Among the selected targets were the Naval Command, the Military Government and the Delegation of the Spanish government in Barcelona, as well as the Prosecutor's Office at Catalonia's High Court or the command of the Guardia Civil in Sant Andreu de la Barca. One of those investigated had seven videos and 75 photographs of the building taken from his mobile phone. One of the actions attributed to the defendants is the intention to to occupy the Catalan Parliament, given that plans of the building and material to secure communications and logistical points to resist inside it were located.

The investigated, in addition to having manufactured thermite, according to the investigation, "they carried out experiments for the synthesis of other types of incendiary or explosive substances, as well as testing of launching devices and igniting the thermite" in laboratories set up at their homes. This argument clashes with the position of the National Court, which released the defendants on a symbolic bail three months after entering prison, because it questioned whether they could be accused of being part of a terrorist organisation and that, although some of the detainees had "precursor substances", they were not "themselves explosives". The National Court thus seemed to diverge from the police and the Prosecutor's Office's position.

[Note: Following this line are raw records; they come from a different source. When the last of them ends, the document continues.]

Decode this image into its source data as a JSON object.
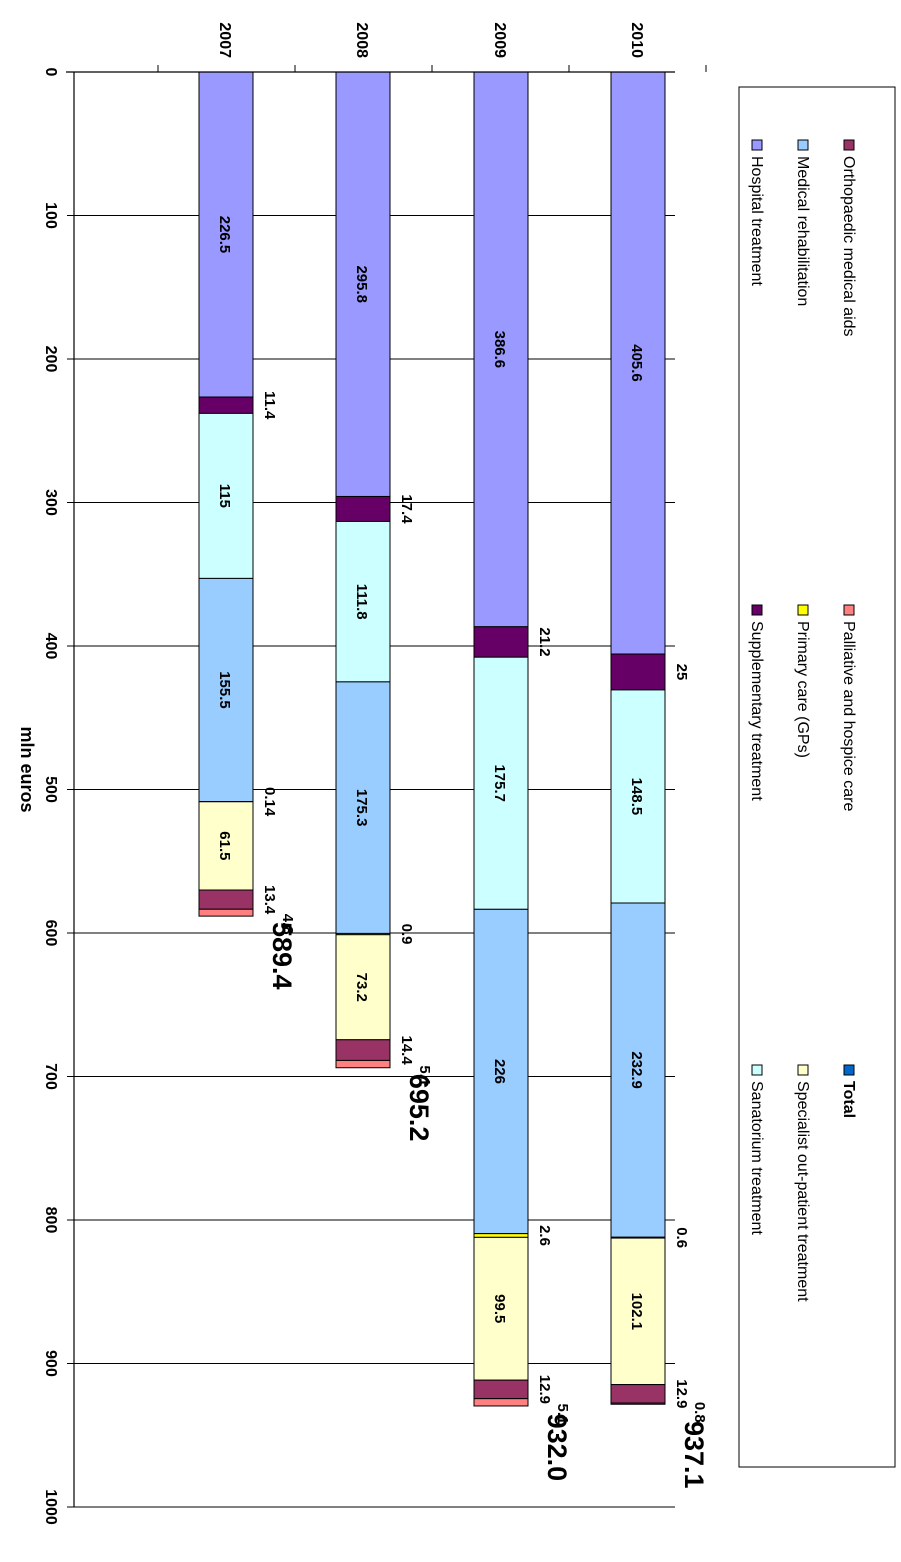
{
  "chart_data": {
    "type": "bar",
    "orientation": "horizontal-stacked",
    "categories": [
      "2007",
      "2008",
      "2009",
      "2010"
    ],
    "xlabel": "mln euros",
    "xlim": [
      0,
      1000
    ],
    "ticks": [
      "0",
      "100",
      "200",
      "300",
      "400",
      "500",
      "600",
      "700",
      "800",
      "900",
      "1000"
    ],
    "grid": true,
    "legend_position": "bottom",
    "series": [
      {
        "name": "Hospital treatment",
        "color": "#9999FF",
        "values": [
          226.5,
          295.8,
          386.6,
          405.6
        ],
        "labels": [
          "226.5",
          "295.8",
          "386.6",
          "405.6"
        ]
      },
      {
        "name": "Supplementary treatment",
        "color": "#660066",
        "values": [
          11.4,
          17.4,
          21.2,
          25
        ],
        "labels": [
          "11.4",
          "17.4",
          "21.2",
          "25"
        ]
      },
      {
        "name": "Sanatorium treatment",
        "color": "#CCFFFF",
        "values": [
          115,
          111.8,
          175.7,
          148.5
        ],
        "labels": [
          "115",
          "111.8",
          "175.7",
          "148.5"
        ]
      },
      {
        "name": "Medical rehabilitation",
        "color": "#99CCFF",
        "values": [
          155.5,
          175.3,
          226,
          232.9
        ],
        "labels": [
          "155.5",
          "175.3",
          "226",
          "232.9"
        ]
      },
      {
        "name": "Primary care (GPs)",
        "color": "#FFFF00",
        "values": [
          0.14,
          0.9,
          2.6,
          0.6
        ],
        "labels": [
          "0.14",
          "0.9",
          "2.6",
          "0.6"
        ]
      },
      {
        "name": "Specialist out-patient treatment",
        "color": "#FFFFCC",
        "values": [
          61.5,
          73.2,
          99.5,
          102.1
        ],
        "labels": [
          "61.5",
          "73.2",
          "99.5",
          "102.1"
        ]
      },
      {
        "name": "Orthopaedic medical aids",
        "color": "#993366",
        "values": [
          13.4,
          14.4,
          12.9,
          12.9
        ],
        "labels": [
          "13.4",
          "14.4",
          "12.9",
          "12.9"
        ]
      },
      {
        "name": "Palliative and hospice care",
        "color": "#FF8080",
        "values": [
          4.8,
          5.1,
          5.1,
          0.8
        ],
        "labels": [
          "4.8",
          "5.1",
          "5.1",
          "0.8"
        ]
      },
      {
        "name": "Total",
        "color": "#0066CC",
        "values": [
          589.4,
          695.2,
          932.0,
          937.1
        ],
        "labels": [
          "589.4",
          "695.2",
          "932.0",
          "937.1"
        ]
      }
    ]
  }
}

"It proves the Spanish state does not want to dialogue"

Defence lawyers has denounced the "political intention" of the case, in the context of the forthcoming meeting between the Spanish and Catalan governments. "The Public Prosecutor's Office depends on the Spanish government and they decide to go ahead with this case that would not be tolerated anywhere, showing that the Spanish state does not want to dialogue and that it continues to have independence movement in its sights", they criticised in statements to ARA. They added: "They have not learned that whether they like it or not in the Catalan Countries there will be supporters of independence until we win, despite the fact that they intend to persecute and imprison us".